Altıncı hissimin kuvvetli olduğunun kendimi bildim bileli farkındaydım. Bazen başıma gelecekleri önceden hisseder ya da rüyamda görürdüm. Bu da öyle bir olay fakat hiç ihtimal vermek istememiştim…
Soğuk bir selamlaşmadan ve halletmemiz gereken birkaç işten sonra oturup muhabbet etmeye, aramızdaki sorunlardan konuşmaya başladık. Klasik muhabbetti çoğu. Cevabından korktuğum o soruyu sordum.
“yaseminle aranızda bir şey var mı?”
“hayır”
“dürüstçe cevap verebilirsin, ona karşı hislerin mi var?”
“kendi adıma hayır”
“nasıl yani o mu bir şey hissediyor ve sana mı söyledi o zaman?”
Ağzında bir şeyler geveledi ve olayların devamı bölük pörçük kalmış beynimde.
Özetle; devamındaki birkaç hafta kaostu. Beni aldatmış, her seferinde inkar etti. Bana kötü davranarak ve geçmiş sorunları bahane ederek kendisini haklı çıkartmaya çalıştı. Kabuslarımdan bile kötü günler yaşamıştım.
Bir şekilde ilişkimiz 1 buçuk yıl daha devam etti. Bir gün bile aklımdan çıkmadı bu yaşananlar. Her gün daha çok nefret ettim. Hem kendimden hem ondan hem de o kızdan.

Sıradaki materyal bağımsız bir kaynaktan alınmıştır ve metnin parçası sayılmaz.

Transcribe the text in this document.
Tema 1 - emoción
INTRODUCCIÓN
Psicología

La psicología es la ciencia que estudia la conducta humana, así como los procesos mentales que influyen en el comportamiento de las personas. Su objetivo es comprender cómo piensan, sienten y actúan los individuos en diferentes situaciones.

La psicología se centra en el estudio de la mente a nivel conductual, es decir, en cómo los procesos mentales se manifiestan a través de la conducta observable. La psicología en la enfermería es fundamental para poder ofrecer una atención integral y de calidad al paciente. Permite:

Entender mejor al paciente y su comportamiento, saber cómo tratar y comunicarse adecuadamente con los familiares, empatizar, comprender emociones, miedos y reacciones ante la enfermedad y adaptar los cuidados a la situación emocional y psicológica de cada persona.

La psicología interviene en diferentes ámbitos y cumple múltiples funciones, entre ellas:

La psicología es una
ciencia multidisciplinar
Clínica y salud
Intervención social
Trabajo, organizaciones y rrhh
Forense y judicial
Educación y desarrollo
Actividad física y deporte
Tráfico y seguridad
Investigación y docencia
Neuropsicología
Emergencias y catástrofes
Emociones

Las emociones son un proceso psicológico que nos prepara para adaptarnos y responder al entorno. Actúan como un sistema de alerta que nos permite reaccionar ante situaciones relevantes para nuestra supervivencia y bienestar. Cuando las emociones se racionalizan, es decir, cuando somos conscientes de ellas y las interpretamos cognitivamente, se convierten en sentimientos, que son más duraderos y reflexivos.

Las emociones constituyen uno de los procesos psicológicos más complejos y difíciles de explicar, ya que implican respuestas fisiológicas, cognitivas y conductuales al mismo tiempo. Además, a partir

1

Detayları tüyleri diken diken edecek türden birçok şey yaşandı.
Öylesine bir günde, aslında bu çırpınışın bir anlamı olmadığını, bunu sürdürmenin en çok bana zararı olduğunu sonunda tam anlamıyla idrak edebildim. Aslında çok daha öncesinde de farkındaydım fakat beynim uyuşmuş gibiydi. O derin ve kabus dolu uykudan uyanmıştım. Bir tuzağa takılıp kalmıştım ve o tuzaktan beni kurtaracak tek kişi bendim. Çok uzun bir süre sonra tuzağı hazırlayanın da ben olduğumu fark ettim. Ve gerekeni yaptım.

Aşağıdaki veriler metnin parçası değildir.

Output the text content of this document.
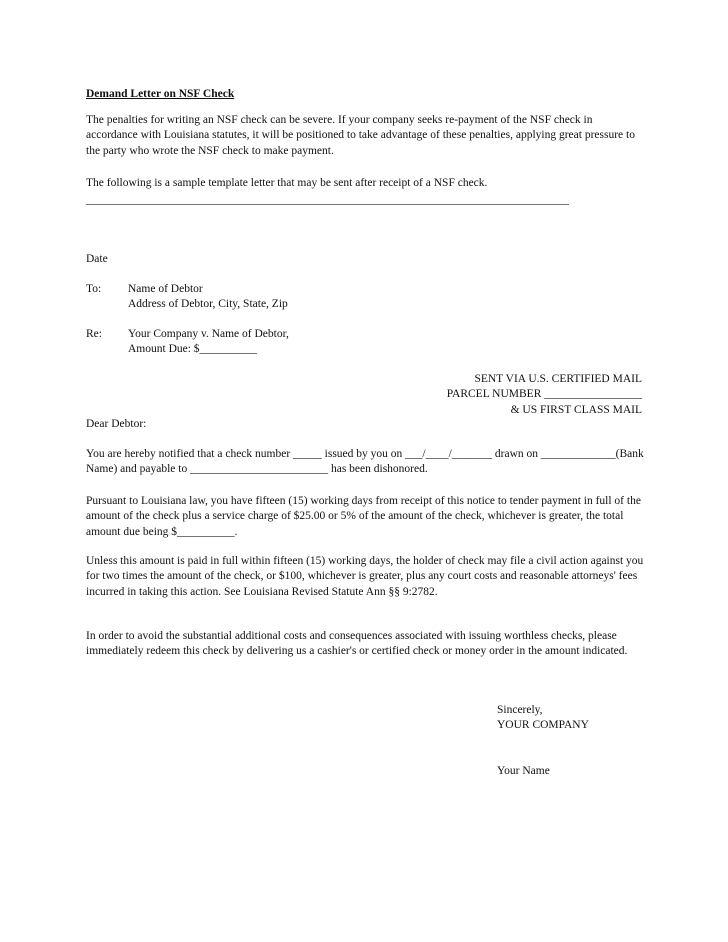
Demand Letter on NSF Check

The penalties for writing an NSF check can be severe. If your company seeks re-payment of the NSF check in accordance with Louisiana statutes, it will be positioned to take advantage of these penalties, applying great pressure to the party who wrote the NSF check to make payment.

The following is a sample template letter that may be sent after receipt of a NSF check.

____________________________________________________________________________________
Date
To:	Name of Debtor
Address of Debtor, City, State, Zip
Re:	Your Company v. Name of Debtor,
Amount Due: $__________
SENT VIA U.S. CERTIFIED MAIL
PARCEL NUMBER _________________
& US FIRST CLASS MAIL
Dear Debtor:

You are hereby notified that a check number _____ issued by you on ___/____/_______ drawn on _____________(Bank Name) and payable to ________________________ has been dishonored.

Pursuant to Louisiana law, you have fifteen (15) working days from receipt of this notice to tender payment in full of the amount of the check plus a service charge of $25.00 or 5% of the amount of the check, whichever is greater, the total amount due being $__________.

Unless this amount is paid in full within fifteen (15) working days, the holder of check may file a civil action against you for two times the amount of the check, or $100, whichever is greater, plus any court costs and reasonable attorneys' fees incurred in taking this action. See Louisiana Revised Statute Ann §§ 9:2782.

In order to avoid the substantial additional costs and consequences associated with issuing worthless checks, please immediately redeem this check by delivering us a cashier's or certified check or money order in the amount indicated.

Sincerely,
YOUR COMPANY
Your Name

Düşüncesinin bana zarar vereceği kadar uzun bir süre boyunca kendime lanet okudum. Kendimi hırpaladım. Fakat bir süre sonra hayatım çok değişti. Farkına bile varmadım. İyi olayların çokça yaşandığı koskoca bir sene geçirdim. Sonra bir gün fark ettim ki uzun süredir bunların hiçbiri bana hiçbir şey hissettirmiyor. Hatta çoğu detayı unutmuştum. Bir süre boyunca son 3 senemin üzerine bayağı bir kafa yordum. Hayata bakışımı değiştiren sonuçlar çıkardım.

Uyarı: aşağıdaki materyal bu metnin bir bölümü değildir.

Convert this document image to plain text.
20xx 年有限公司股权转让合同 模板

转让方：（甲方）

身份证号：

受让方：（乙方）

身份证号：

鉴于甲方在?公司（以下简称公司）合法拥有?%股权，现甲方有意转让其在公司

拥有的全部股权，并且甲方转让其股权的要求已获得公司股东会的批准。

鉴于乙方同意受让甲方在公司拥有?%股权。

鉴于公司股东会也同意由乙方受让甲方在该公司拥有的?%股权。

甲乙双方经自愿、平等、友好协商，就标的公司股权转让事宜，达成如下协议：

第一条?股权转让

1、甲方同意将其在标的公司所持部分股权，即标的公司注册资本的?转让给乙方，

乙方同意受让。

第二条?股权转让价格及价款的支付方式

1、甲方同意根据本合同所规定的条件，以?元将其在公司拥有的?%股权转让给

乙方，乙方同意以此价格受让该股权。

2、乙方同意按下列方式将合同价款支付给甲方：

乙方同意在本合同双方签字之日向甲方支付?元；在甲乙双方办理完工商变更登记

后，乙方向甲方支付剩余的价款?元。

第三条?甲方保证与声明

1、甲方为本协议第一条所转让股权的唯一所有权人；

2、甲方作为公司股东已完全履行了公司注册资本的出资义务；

Son 1 sene boyunca yaşanan tüm güzel şeyleri öncesindeki 1 buçuk sene devam eden kötü olaylara borçluydum. Her kötü olay aslında başka güzel bir olaya gebeydi. Bu gerçek suratıma tokat gibi çarpınca vücudumdan ter boşandı. Ve asla ağzımdan çıkacağını tahmin etmediğim şu cümleyi kurdum:
“İyi ki tüm bunları yaşamışım. İyi ki…”
Yaşamamış olsaydım bugünkü “ben”in olgunluğuna, sabrına, neşesine, hayata bakış açısına erişemeyebilirdim. Kendimi yeniden doğurdum. En iyi versiyonumla.
Binlerce kez şükrediyorum.
YORUMLAR
Henüz yorum yapılmamış.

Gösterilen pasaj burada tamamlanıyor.